How to use the train-dev set?

Hi we used to have three data sets, train, dev and test sets and these set are being used for

  1. We are optimizing the model’s weights and biases through forward and backward propagation to learn the best predictions with train set.

  2. The dev set allows you to estimate the model’s generalization performance and take actions such as early stopping or selecting the best model based on its performance on this data.

  3. After training the model, you use the test set to assess the model’s final performance. It provides an evaluation of how well the model generalizes to unseen data in a real-world scenario. The test set is crucial for validating the model’s performance before deploying it or reporting results.

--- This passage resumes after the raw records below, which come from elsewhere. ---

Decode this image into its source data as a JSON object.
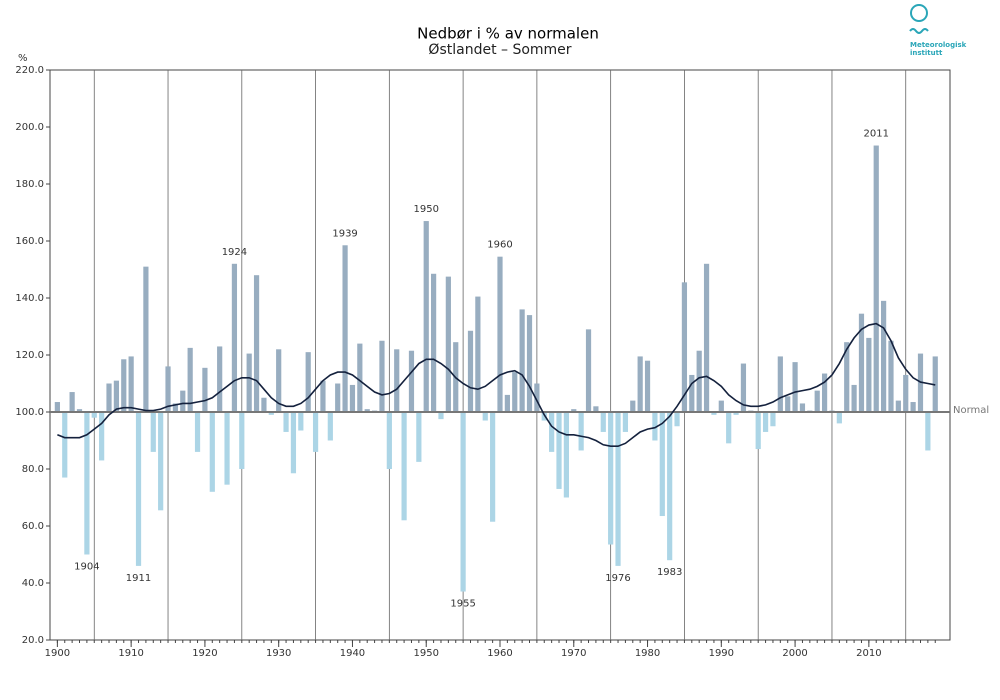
{
  "chart_data": {
    "type": "bar",
    "title": "Nedbør i % av normalen",
    "subtitle": "Østlandet – Sommer",
    "y_label": "%",
    "logo_text": [
      "Meteorologisk",
      "institutt"
    ],
    "x": [
      1900,
      1901,
      1902,
      1903,
      1904,
      1905,
      1906,
      1907,
      1908,
      1909,
      1910,
      1911,
      1912,
      1913,
      1914,
      1915,
      1916,
      1917,
      1918,
      1919,
      1920,
      1921,
      1922,
      1923,
      1924,
      1925,
      1926,
      1927,
      1928,
      1929,
      1930,
      1931,
      1932,
      1933,
      1934,
      1935,
      1936,
      1937,
      1938,
      1939,
      1940,
      1941,
      1942,
      1943,
      1944,
      1945,
      1946,
      1947,
      1948,
      1949,
      1950,
      1951,
      1952,
      1953,
      1954,
      1955,
      1956,
      1957,
      1958,
      1959,
      1960,
      1961,
      1962,
      1963,
      1964,
      1965,
      1966,
      1967,
      1968,
      1969,
      1970,
      1971,
      1972,
      1973,
      1974,
      1975,
      1976,
      1977,
      1978,
      1979,
      1980,
      1981,
      1982,
      1983,
      1984,
      1985,
      1986,
      1987,
      1988,
      1989,
      1990,
      1991,
      1992,
      1993,
      1994,
      1995,
      1996,
      1997,
      1998,
      1999,
      2000,
      2001,
      2002,
      2003,
      2004,
      2005,
      2006,
      2007,
      2008,
      2009,
      2010,
      2011,
      2012,
      2013,
      2014,
      2015,
      2016,
      2017,
      2018,
      2019
    ],
    "values": [
      103.5,
      77,
      107,
      101,
      50,
      98,
      83,
      110,
      111,
      118.5,
      119.5,
      46,
      151,
      86,
      65.5,
      116,
      103,
      107.5,
      122.5,
      86,
      115.5,
      72,
      123,
      74.5,
      152,
      80,
      120.5,
      148,
      105,
      99,
      122,
      93,
      78.5,
      93.5,
      121,
      86,
      111,
      90,
      110,
      158.5,
      109.5,
      124,
      101,
      100.5,
      125,
      80,
      122,
      62,
      121.5,
      82.5,
      167,
      148.5,
      97.5,
      147.5,
      124.5,
      37,
      128.5,
      140.5,
      97,
      61.5,
      154.5,
      106,
      114,
      136,
      134,
      110,
      97,
      86,
      73,
      70,
      101,
      86.5,
      129,
      102,
      93,
      53.5,
      46,
      93,
      104,
      119.5,
      118,
      90,
      63.5,
      48,
      95,
      145.5,
      113,
      121.5,
      152,
      99,
      104,
      89,
      99,
      117,
      100.5,
      87,
      93,
      95,
      119.5,
      105.5,
      117.5,
      103,
      100.5,
      107.5,
      113.5,
      100.5,
      96,
      124.5,
      109.5,
      134.5,
      126,
      193.5,
      139,
      125,
      104,
      113,
      103.5,
      120.5,
      86.5,
      119.5
    ],
    "smooth": [
      92,
      91,
      91,
      91,
      92,
      94,
      96,
      99,
      101,
      101.5,
      101.5,
      101,
      100.5,
      100.5,
      101,
      102,
      102.5,
      103,
      103,
      103.5,
      104,
      105,
      107,
      109,
      111,
      112,
      112,
      111,
      108,
      105,
      103,
      102,
      102,
      103,
      105,
      108,
      111,
      113,
      114,
      114,
      113,
      111,
      109,
      107,
      106,
      106.5,
      108,
      111,
      114,
      117,
      118.5,
      118.5,
      117,
      115,
      112,
      110,
      108.5,
      108,
      109,
      111,
      113,
      114,
      114.5,
      113,
      109,
      104,
      99,
      95,
      93,
      92,
      92,
      91.5,
      91,
      90,
      88.5,
      88,
      88,
      89,
      91,
      93,
      94,
      94.5,
      96,
      98.5,
      102,
      106,
      110,
      112,
      112.5,
      111,
      109,
      106,
      104,
      102.5,
      102,
      102,
      102.5,
      103.5,
      105,
      106,
      107,
      107.5,
      108,
      109,
      110.5,
      113,
      117,
      122,
      126,
      129,
      130.5,
      131,
      129.5,
      125,
      119,
      115,
      112,
      110.5,
      110,
      109.5
    ],
    "annotations": [
      {
        "label": "1904",
        "x": 1904
      },
      {
        "label": "1911",
        "x": 1911
      },
      {
        "label": "1924",
        "x": 1924
      },
      {
        "label": "1939",
        "x": 1939
      },
      {
        "label": "1950",
        "x": 1950
      },
      {
        "label": "1955",
        "x": 1955
      },
      {
        "label": "1960",
        "x": 1960
      },
      {
        "label": "1976",
        "x": 1976
      },
      {
        "label": "1983",
        "x": 1983
      },
      {
        "label": "2011",
        "x": 2011
      }
    ],
    "normal": {
      "value": 100,
      "label": "Normal"
    },
    "colors": {
      "above": "#98adc0",
      "below": "#acd5e6",
      "line": "#14213d",
      "normal": "#777777"
    },
    "xlim": [
      1899,
      2021
    ],
    "xticks": [
      1900,
      1910,
      1920,
      1930,
      1940,
      1950,
      1960,
      1970,
      1980,
      1990,
      2000,
      2010
    ],
    "xgrid": [
      1905,
      1915,
      1925,
      1935,
      1945,
      1955,
      1965,
      1975,
      1985,
      1995,
      2005,
      2015
    ],
    "ylim": [
      20,
      220
    ],
    "yticks": [
      {
        "value": 20,
        "label": "20.0"
      },
      {
        "value": 40,
        "label": "40.0"
      },
      {
        "value": 60,
        "label": "60.0"
      },
      {
        "value": 80,
        "label": "80.0"
      },
      {
        "value": 100,
        "label": "100.0"
      },
      {
        "value": 120,
        "label": "120.0"
      },
      {
        "value": 140,
        "label": "140.0"
      },
      {
        "value": 160,
        "label": "160.0"
      },
      {
        "value": 180,
        "label": "180.0"
      },
      {
        "value": 200,
        "label": "200.0"
      },
      {
        "value": 220,
        "label": "220.0"
      }
    ],
    "grid": true
  }
}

train-dev set is introduced for bias and variance with mismatched data distributions between train and dev/test set. But not sure how to use train-dev set exactly.

No, that’s not correct.

The training set is used for training, to learn the weight values that minimize the cost. It’s paragraph 1 in your original post. Except we don’t “learn the best predictions”. We learn the weights that minimize the cost.

As mentioned in the lecture, train-dev set is not used for training. This set is used to figure out why the difference between training set error and dev set error is high:

  1. Was dev set a lot harder to classify since harder points in dev data were unseen during train time? (variance problem)
  2. Do train and dev sets come from different distributions? (data mismatch problem)

Once you train the NN on train-set, measure performance on training-dev and dev sets. Please revisit the lecture with the above pointers in mind.

The content of my original posting has a typo, it’s not train-set but train-dev set as I posted correctly in the title of the posting. sorry for the confusion.